No salí de mi cuarto hasta la hora de irme al trabajo. Agustina me llevó fruta, preocupada porque no quería comer. Pero no era un acto, mi falta de apetito era real. Junté las cosas que mi hermana había rescatado: la lana, las agujas, la revista, la bufanda, los cuadraditos y otras fotos. Repartí todo entre mi mochila y una bolsa, las fotos estaban todas arrugadas, un par llegaron a ser rotas, pero las guardé de igual manera. Cuando acabé, inspeccioné mi cuarto con la mirada, buscando otra cosa que pudiera ser motivo de odio. No había nada.

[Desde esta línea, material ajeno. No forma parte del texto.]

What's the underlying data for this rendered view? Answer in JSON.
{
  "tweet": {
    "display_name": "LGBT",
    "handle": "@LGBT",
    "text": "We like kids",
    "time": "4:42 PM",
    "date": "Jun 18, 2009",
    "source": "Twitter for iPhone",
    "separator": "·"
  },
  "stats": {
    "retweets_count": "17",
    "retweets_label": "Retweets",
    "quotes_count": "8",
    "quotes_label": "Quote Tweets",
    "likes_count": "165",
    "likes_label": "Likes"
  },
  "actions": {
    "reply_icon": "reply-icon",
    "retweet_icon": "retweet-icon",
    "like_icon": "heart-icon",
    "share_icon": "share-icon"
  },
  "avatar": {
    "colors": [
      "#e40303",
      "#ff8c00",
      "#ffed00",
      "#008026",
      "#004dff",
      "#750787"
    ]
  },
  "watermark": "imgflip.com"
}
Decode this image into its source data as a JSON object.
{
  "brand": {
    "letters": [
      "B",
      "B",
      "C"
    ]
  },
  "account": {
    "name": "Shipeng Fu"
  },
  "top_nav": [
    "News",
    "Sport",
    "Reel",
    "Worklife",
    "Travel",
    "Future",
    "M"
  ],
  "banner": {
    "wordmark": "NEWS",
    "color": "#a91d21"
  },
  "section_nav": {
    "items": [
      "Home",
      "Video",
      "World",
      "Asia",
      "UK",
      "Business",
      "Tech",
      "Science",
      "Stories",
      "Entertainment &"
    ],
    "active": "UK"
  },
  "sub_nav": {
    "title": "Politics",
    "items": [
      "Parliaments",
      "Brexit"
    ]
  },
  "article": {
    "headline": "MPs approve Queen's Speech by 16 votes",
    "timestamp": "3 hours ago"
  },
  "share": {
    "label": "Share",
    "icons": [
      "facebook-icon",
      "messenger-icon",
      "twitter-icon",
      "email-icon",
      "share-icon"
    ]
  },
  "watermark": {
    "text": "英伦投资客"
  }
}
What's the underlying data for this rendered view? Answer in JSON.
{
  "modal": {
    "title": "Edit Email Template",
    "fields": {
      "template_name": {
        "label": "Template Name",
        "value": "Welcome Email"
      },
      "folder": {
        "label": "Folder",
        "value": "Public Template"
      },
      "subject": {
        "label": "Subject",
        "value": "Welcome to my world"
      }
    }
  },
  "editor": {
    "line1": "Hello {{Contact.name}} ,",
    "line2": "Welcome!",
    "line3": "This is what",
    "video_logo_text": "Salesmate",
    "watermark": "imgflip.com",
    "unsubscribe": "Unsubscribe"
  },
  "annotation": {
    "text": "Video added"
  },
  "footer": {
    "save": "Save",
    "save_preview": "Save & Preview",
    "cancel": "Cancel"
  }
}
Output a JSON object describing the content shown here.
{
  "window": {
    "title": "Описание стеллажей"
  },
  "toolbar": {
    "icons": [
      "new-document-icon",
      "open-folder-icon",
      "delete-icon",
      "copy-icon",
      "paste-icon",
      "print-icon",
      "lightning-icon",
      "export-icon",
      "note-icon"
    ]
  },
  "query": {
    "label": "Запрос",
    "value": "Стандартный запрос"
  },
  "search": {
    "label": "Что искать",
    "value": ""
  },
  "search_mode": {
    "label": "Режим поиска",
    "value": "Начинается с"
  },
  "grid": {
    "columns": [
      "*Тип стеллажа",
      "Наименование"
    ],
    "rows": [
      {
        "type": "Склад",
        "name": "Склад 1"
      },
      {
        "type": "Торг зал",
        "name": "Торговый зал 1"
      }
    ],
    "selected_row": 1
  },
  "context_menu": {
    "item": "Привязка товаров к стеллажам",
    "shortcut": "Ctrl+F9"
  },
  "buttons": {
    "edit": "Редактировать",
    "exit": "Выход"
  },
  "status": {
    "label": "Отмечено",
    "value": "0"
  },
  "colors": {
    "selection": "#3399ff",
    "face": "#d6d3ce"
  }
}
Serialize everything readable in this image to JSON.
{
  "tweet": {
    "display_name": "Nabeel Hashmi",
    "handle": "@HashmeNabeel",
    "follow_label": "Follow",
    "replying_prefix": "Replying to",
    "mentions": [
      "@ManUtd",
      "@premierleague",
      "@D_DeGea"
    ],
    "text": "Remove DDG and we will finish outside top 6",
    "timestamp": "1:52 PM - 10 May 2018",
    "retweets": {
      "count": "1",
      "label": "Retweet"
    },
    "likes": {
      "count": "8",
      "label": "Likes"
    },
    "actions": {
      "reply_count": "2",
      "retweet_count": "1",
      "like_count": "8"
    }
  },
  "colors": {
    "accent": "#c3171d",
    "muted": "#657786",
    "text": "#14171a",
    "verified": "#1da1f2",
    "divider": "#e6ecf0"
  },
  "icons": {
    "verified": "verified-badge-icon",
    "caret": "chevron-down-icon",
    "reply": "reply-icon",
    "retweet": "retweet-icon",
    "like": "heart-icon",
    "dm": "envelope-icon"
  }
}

Ese lugar estaba armado para parecer común y corriente, desde siempre, cada detalle que pudiera delatarme desaparecía bajo mis propias manos. De pronto me sentí ajeno. Mi cuarto de toda la vida nada tenía que ver conmigo. Nada reflejaba lo que me hacía feliz o lo que me ponía triste. Ningún recuerdo se ocultaba en mis pertenencias, ningún significado, ningún momento relevante.
La lana y las fotos arrugadas parecían ser lo primero de valor en mi vida.
Salí al trabajo y Agustina me siguió, como un guardaespaldas, hasta la vereda para despedirme.
—No discutas con mamá sin motivo —pedí.
—Eres muy suave —me acusó ella.
Dudé pero decidí no responder. En realidad no quería que ella se involucrara en mis problemas, viviendo situaciones tensas que no merecía vivir. Pero no creía que ella fuera a entenderme.
Al voltear, miré de reojo la calle pero no encontré la camioneta de Aldo estacionada. Se había marchado a su casa o a un trabajo que lo esperaba en algún otro lugar.
***
Al entrar al videoclub, mi atención se dirigió al mostrador. Valentín observaba mi ingreso, mis pasos, mi postura un poco encorvada y mi expresión seria. Mi alma buscó refugio en él y él se percató de mi necesidad de su cariño. Sonreí y fui hasta el mostrador.
—Hola.
Seguía sin gustarle que le hablara con tanta confianza en los cambios de turno pero ese día optó por ignorar sus propias reglas.
—¿Qué llevas en esa bolsa? —preguntó con curiosidad, inclinándose sobre el mueble, sin importarle nuestra cercanía.
Sabía que Simón nos veía pero no podía pensar en él ni en los clientes.
—Lana —respondí con simpleza, en otro momento le contaría lo ocurrido.
Levantó los ojos y apoyó su cabeza en una de sus manos, regalándome un gesto coqueto.
—Voy a poder ver cómo tejes —dijo en voz baja.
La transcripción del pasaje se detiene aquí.